No fundo, o Renascimento foi uma renovação do vínculo mental que havia sido rompido com a natureza. A Renascença desenvolveu a sua revolução na mentalidade com base na vitalidade, criatividade e sacralidade da natureza. Baseava-se no pressuposto de que tudo o que pode ser encontrado na natureza. Nas artes, a beleza da natureza foi retratada muito melhor do que anteriormente, e a sua abordagem científica expandiu os limites da natureza. Tendo o ser humano como base, a tarefa da ciência e das artes era reconhecer e mostrar a plena realidade desse ser humano. A era moderna é o resultado desta mudança de mentalidade. Contrariamente à visão comum, a sociedade capitalista não foi o resultado natural deste processo, mas funcionou na verdade como uma distorção e desempenhou um papel regressivo. Os métodos desenvolvidos para explorar os seres humanos foram agora combinados com a exploração da natureza. A dominação dos humanos uniu-se à dominação da natureza, lançando o ataque mais intenso de todos os tempos contra a natureza. O capitalismo compreendeu a exploração da natureza como o seu papel revolucionário, sem perder um momento considerando a sacralidade, a vitalidade ou o equilíbrio da natureza. O capitalismo descartou totalmente a percepção da sacralidade da natureza, que esteve presente em todas as mentalidades anteriores, mesmo que de forma distorcida. Este sistema se arrogou o direito de fazer o que quiser com a natureza, sem medo ou ansiedade.

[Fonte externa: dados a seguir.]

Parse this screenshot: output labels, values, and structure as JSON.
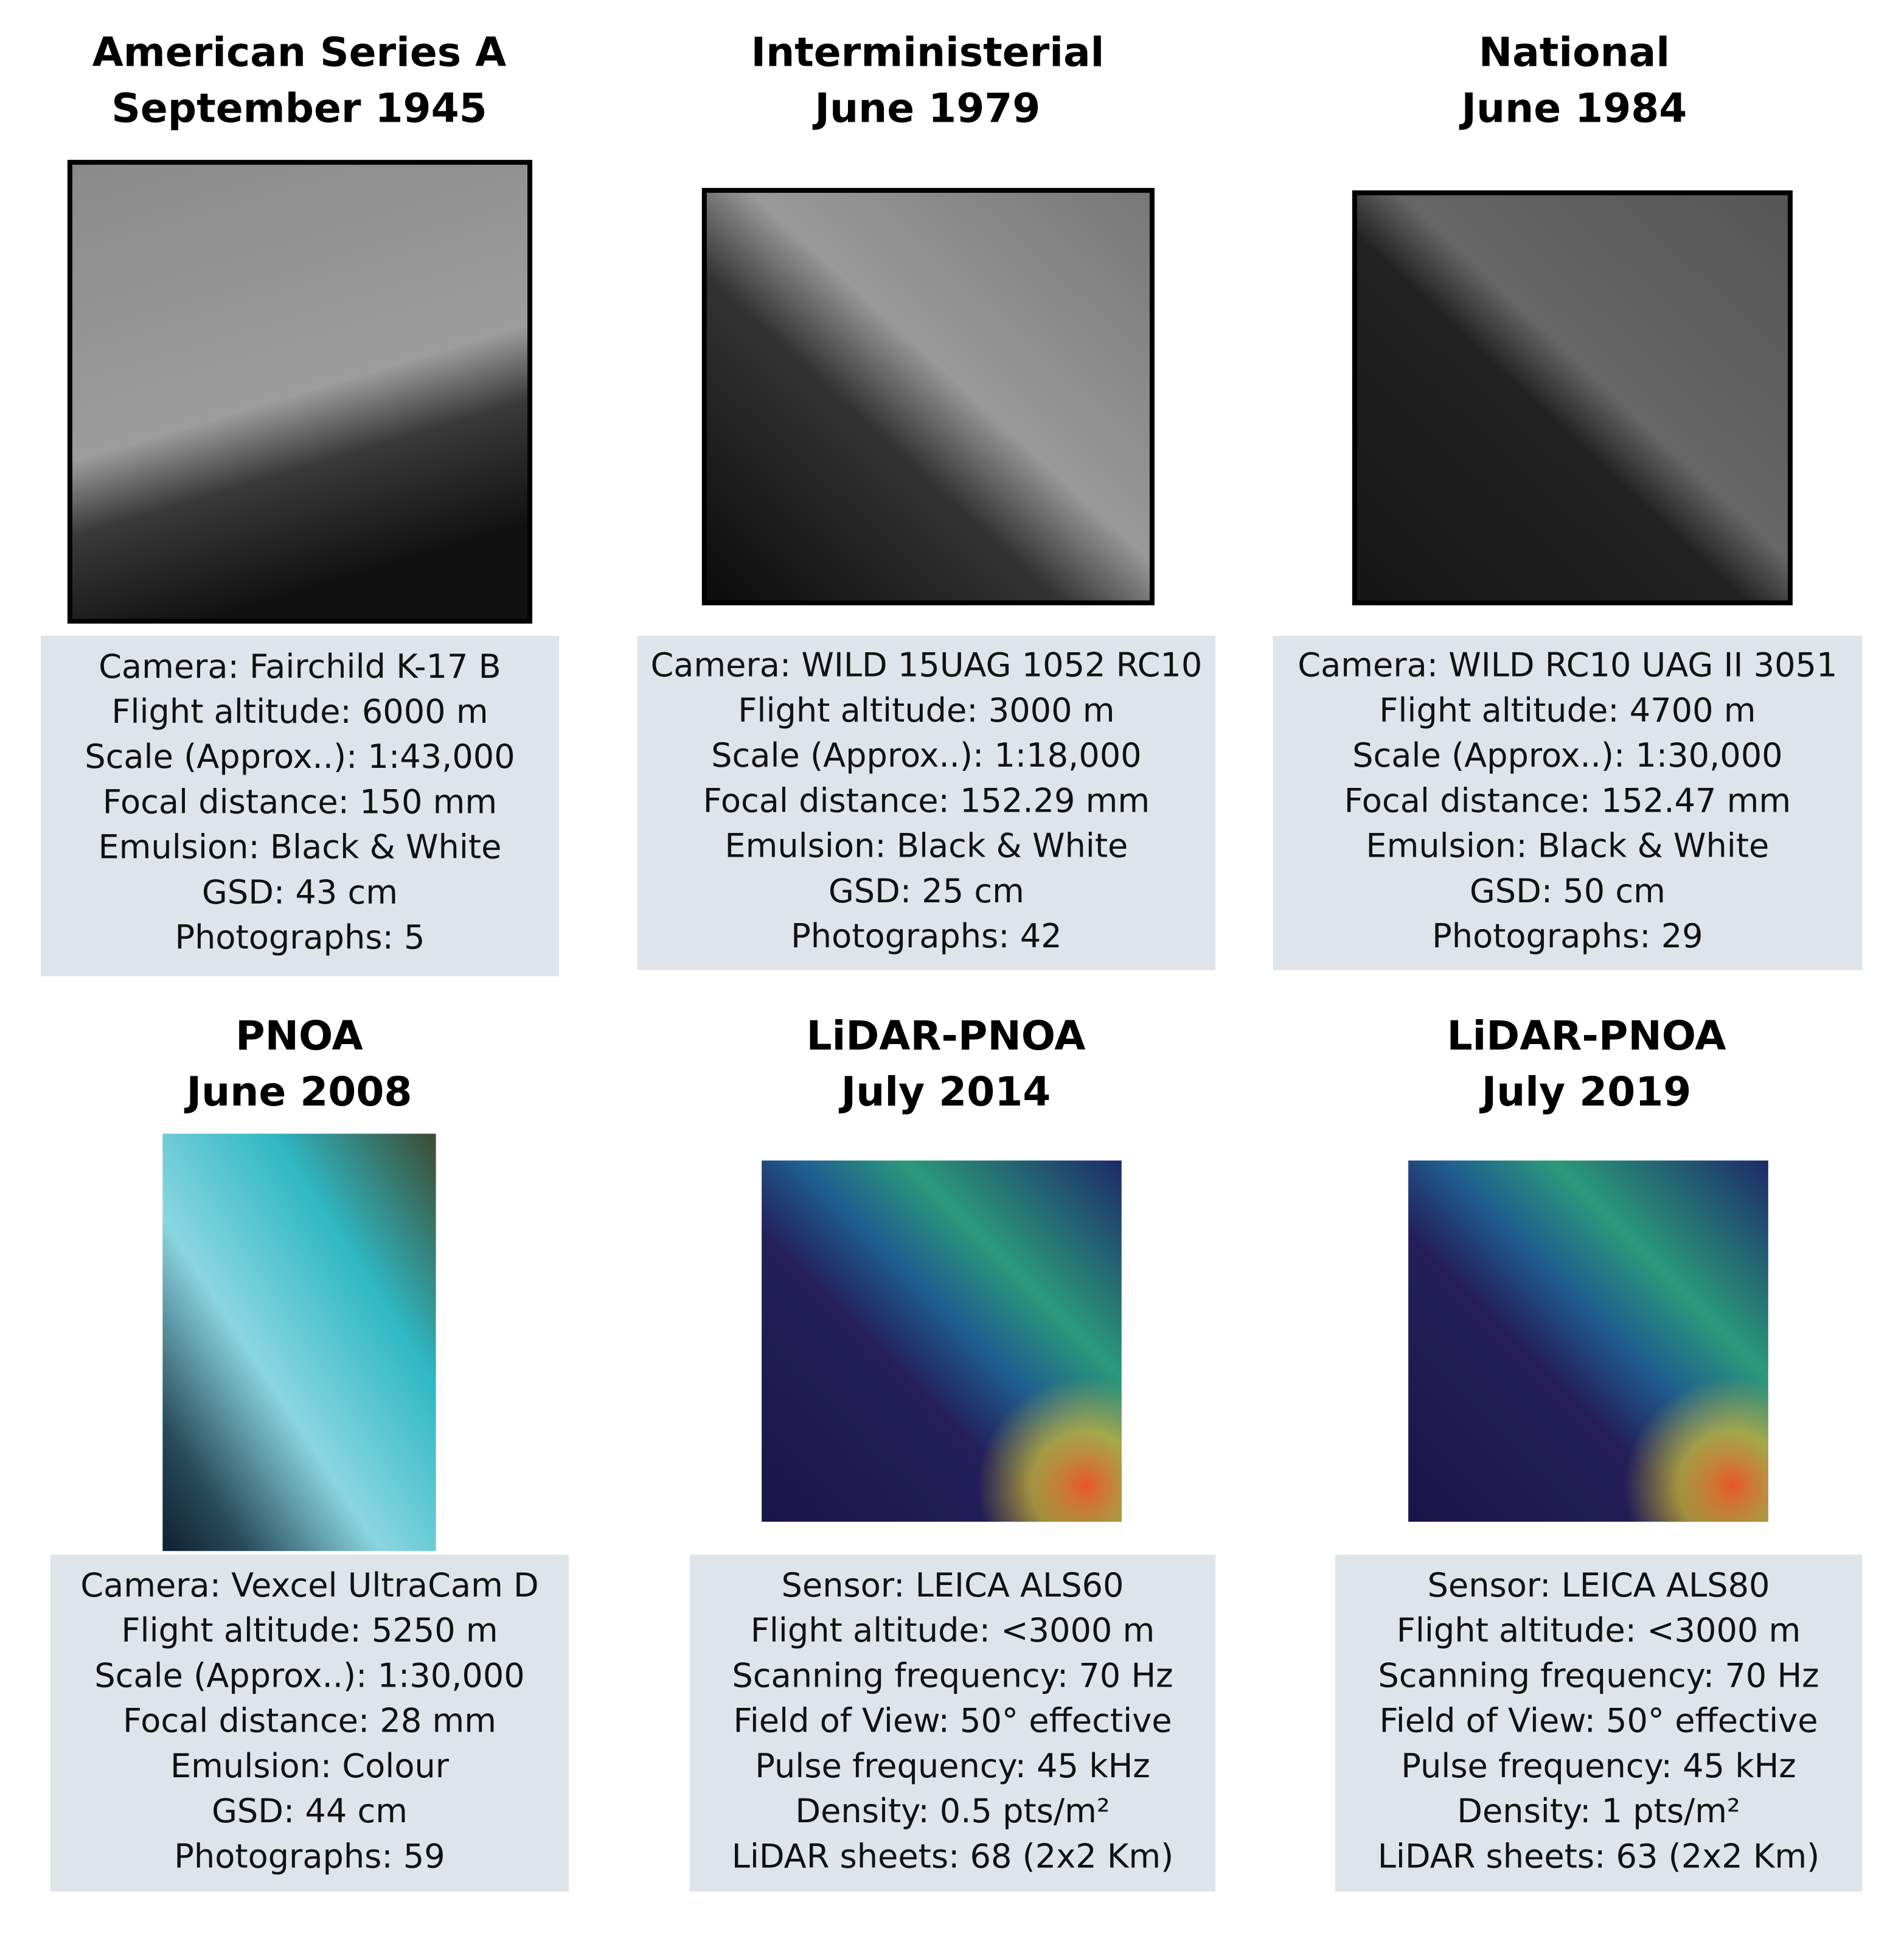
{
  "panels": [
    {
      "title": [
        "American Series A",
        "September 1945"
      ],
      "info": [
        "Camera: Fairchild K-17 B",
        "Flight altitude: 6000 m",
        "Scale (Approx..): 1:43,000",
        "Focal distance: 150 mm",
        "Emulsion: Black & White",
        "GSD: 43 cm",
        "Photographs: 5"
      ]
    },
    {
      "title": [
        "Interministerial",
        "June 1979"
      ],
      "info": [
        "Camera: WILD 15UAG 1052 RC10",
        "Flight altitude: 3000 m",
        "Scale (Approx..): 1:18,000",
        "Focal distance: 152.29 mm",
        "Emulsion: Black & White",
        "GSD: 25 cm",
        "Photographs: 42"
      ]
    },
    {
      "title": [
        "National",
        "June 1984"
      ],
      "info": [
        "Camera: WILD RC10 UAG II 3051",
        "Flight altitude: 4700 m",
        "Scale (Approx..): 1:30,000",
        "Focal distance: 152.47 mm",
        "Emulsion: Black & White",
        "GSD: 50 cm",
        "Photographs: 29"
      ]
    },
    {
      "title": [
        "PNOA",
        "June 2008"
      ],
      "info": [
        "Camera: Vexcel UltraCam D",
        "Flight altitude: 5250 m",
        "Scale (Approx..): 1:30,000",
        "Focal distance: 28 mm",
        "Emulsion: Colour",
        "GSD: 44 cm",
        "Photographs: 59"
      ]
    },
    {
      "title": [
        "LiDAR-PNOA",
        "July 2014"
      ],
      "info": [
        "Sensor: LEICA ALS60",
        "Flight altitude: <3000 m",
        "Scanning frequency: 70 Hz",
        "Field of View: 50° effective",
        "Pulse frequency: 45 kHz",
        "Density: 0.5 pts/m²",
        "LiDAR sheets: 68 (2x2 Km)"
      ]
    },
    {
      "title": [
        "LiDAR-PNOA",
        "July 2019"
      ],
      "info": [
        "Sensor: LEICA ALS80",
        "Flight altitude: <3000 m",
        "Scanning frequency: 70 Hz",
        "Field of View: 50° effective",
        "Pulse frequency: 45 kHz",
        "Density: 1 pts/m²",
        "LiDAR sheets: 63 (2x2 Km)"
      ]
    }
  ]
}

Como resultado, a crise social fundiu-se com a crise ambiental. Tal como a essência do sistema levou a crise social ao intervalo do caos, agora os desastres ambientais estão a conduzir a sinais SOS alertando para os perigos para a própria vida. Cidades proliferando como um câncer, o ar poluído, uma camada de ozônio perfurada, a rápida extinção de espécies vegetais e animais, a destruição das florestas, a poluição e contaminação das águas, as pilhas crescentes de lixo e o crescimento populacional não natural levaram o meio ambiente ao caos . e rebelião. Nenhum cálculo foi feito sobre quantas cidades, pessoas, fábricas e veículos ou quanto material sintético e ar e água poluídos o nosso planeta pode tolerar; em vez disso, há uma busca imprudente pelo lucro máximo. Mas esta evolução negativa não é uma questão de destino. É o resultado de uma utilização desequilibrada da ciência e da tecnologia por parte dos que estão no poder. Seria errado responsabilizar a ciência e a tecnologia por este processo. Por si só, eles não podem ser culpados por nada disso. Refletem e obedecem à natureza das forças do sistema. Assim como podem ser usados para aniquilar a natureza, também podem servir para curá-la e melhorá-la. O problema é totalmente social.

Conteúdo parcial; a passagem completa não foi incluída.